Much of his work was done overseas, mainly in France (1908–1913), notably at Collioure, but also in Spain (1913) and Morocco (1913) – foreign travel having been prescribed after he was diagnosed with tuberculosis. On 22 August 1914, at the age of twenty-seven, he died of the disease at a nursing home in Swanley, Kent.

==Legacy==
Innes was unusual for a British artist of that time, because of his bold painting style, more attuned to the French Post-Impressionists. It has been argued his unusual style led the way for British artists such as David Hockney.

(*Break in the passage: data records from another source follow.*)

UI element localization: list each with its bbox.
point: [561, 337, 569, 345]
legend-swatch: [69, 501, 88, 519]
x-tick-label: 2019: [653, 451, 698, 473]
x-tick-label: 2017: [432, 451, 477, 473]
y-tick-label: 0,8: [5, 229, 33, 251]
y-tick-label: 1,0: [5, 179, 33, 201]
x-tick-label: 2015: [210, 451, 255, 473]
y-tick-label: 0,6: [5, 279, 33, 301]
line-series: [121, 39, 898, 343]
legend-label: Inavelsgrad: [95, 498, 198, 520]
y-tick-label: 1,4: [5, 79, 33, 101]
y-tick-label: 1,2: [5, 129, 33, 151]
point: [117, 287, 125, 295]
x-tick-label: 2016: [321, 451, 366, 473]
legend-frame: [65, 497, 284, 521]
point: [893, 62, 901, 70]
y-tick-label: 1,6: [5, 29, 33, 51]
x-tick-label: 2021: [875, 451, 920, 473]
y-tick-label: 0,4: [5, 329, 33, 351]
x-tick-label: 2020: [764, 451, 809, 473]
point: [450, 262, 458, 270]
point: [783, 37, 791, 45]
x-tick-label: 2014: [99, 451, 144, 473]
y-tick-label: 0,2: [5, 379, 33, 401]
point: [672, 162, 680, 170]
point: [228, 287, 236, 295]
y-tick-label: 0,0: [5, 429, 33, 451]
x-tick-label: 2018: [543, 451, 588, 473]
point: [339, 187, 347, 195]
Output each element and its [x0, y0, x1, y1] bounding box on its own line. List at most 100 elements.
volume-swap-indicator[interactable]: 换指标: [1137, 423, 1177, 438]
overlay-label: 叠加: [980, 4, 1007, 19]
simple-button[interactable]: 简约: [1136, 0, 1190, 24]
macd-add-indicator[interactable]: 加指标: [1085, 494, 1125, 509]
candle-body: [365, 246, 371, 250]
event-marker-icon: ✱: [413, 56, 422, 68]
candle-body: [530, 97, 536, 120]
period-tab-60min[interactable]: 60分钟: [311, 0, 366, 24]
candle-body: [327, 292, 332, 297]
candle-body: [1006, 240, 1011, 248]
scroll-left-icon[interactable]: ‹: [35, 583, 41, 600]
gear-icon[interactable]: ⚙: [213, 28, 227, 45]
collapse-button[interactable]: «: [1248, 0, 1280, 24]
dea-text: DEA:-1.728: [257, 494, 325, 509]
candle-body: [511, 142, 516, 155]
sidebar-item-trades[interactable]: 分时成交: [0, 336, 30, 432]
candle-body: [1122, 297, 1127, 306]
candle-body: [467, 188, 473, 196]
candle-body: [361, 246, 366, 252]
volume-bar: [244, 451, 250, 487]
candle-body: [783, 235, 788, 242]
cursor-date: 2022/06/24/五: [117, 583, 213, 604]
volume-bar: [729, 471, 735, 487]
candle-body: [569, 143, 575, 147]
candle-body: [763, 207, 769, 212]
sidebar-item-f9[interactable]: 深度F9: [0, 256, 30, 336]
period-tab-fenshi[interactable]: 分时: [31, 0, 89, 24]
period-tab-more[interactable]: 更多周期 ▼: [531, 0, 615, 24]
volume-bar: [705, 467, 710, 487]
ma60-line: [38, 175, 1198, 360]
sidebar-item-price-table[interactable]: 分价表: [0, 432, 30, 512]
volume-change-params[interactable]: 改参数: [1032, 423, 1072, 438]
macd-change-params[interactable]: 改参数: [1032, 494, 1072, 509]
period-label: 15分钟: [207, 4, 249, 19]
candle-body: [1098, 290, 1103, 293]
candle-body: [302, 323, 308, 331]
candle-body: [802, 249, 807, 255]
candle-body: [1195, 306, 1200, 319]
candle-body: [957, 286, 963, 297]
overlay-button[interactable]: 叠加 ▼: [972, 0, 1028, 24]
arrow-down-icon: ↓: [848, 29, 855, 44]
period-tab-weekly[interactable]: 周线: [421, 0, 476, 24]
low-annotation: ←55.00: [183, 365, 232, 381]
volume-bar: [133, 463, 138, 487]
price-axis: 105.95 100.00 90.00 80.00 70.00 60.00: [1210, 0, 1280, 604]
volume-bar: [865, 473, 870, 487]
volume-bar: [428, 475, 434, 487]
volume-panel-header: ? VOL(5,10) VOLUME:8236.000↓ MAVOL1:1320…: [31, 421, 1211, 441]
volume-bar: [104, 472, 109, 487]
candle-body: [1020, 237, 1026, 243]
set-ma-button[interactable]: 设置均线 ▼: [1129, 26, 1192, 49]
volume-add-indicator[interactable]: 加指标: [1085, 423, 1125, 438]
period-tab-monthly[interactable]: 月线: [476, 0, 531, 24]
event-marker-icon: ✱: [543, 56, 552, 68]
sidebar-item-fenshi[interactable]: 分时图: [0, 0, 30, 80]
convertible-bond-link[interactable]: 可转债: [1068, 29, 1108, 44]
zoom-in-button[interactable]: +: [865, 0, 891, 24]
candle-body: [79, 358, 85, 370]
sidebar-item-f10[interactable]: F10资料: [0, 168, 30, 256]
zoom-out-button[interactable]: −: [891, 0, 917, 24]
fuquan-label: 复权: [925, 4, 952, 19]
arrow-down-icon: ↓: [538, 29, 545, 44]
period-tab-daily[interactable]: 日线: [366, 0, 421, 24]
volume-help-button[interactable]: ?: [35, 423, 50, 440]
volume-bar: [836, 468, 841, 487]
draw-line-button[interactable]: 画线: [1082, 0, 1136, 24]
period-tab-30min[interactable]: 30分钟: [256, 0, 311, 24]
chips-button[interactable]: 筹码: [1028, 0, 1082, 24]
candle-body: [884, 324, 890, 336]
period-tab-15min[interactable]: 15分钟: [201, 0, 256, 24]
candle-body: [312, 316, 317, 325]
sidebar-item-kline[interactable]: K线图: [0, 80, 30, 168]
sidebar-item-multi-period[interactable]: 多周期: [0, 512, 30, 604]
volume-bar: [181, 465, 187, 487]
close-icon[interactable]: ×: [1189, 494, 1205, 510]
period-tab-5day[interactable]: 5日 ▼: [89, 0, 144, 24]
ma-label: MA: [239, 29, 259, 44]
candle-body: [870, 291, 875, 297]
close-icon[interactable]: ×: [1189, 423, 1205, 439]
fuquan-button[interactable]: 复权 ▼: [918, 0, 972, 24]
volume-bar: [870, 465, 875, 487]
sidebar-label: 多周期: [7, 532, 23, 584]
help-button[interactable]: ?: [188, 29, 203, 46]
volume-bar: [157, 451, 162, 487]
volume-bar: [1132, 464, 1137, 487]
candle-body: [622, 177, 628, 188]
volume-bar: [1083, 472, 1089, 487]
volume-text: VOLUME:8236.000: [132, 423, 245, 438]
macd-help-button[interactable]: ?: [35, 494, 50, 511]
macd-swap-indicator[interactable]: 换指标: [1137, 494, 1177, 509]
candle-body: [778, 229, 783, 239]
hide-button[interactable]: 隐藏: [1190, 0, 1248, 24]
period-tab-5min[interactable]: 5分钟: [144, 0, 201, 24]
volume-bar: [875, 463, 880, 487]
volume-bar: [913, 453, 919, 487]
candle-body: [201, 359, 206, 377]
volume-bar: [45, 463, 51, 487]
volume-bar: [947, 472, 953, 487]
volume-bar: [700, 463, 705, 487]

In 2014 an exhibition of Innes' works was staged at the National Museum of Wales, Cardiff.

==Select works==
- The Seine at Caudebec (1908)
- Thunder in the Mountains (1910)
- The Waterfall (1910) (Tate Gallery, London)
- Moorland Landscape with Sunset, Collioure (c. 1910) (Winnipeg Art Gallery)
- The Cathedral at Elne (1911) (National Museum Cardiff)
- Tryweryn Valley (1911) (Parc Howard Museum, Llanelli)
- Bala Lake (1911)
- Ranunculus (1912) (Walker Art Gallery, Liverpool)
- Arenig, North Wales (1913) (Tate Gallery, London)
- Arenig, North Wales (1913) (Casa Cuseni, Taormina Fine Art Museum)
- Inkwell and Pens (Museum of Modern Art Wales, Machynlleth)

==Media==
In 2011 Innes and Augustus John's fascination with painting Arenig Fawr and the Arenig valley was the subject of a BBC Four documentary titled The Mountain That Had to Be Painted.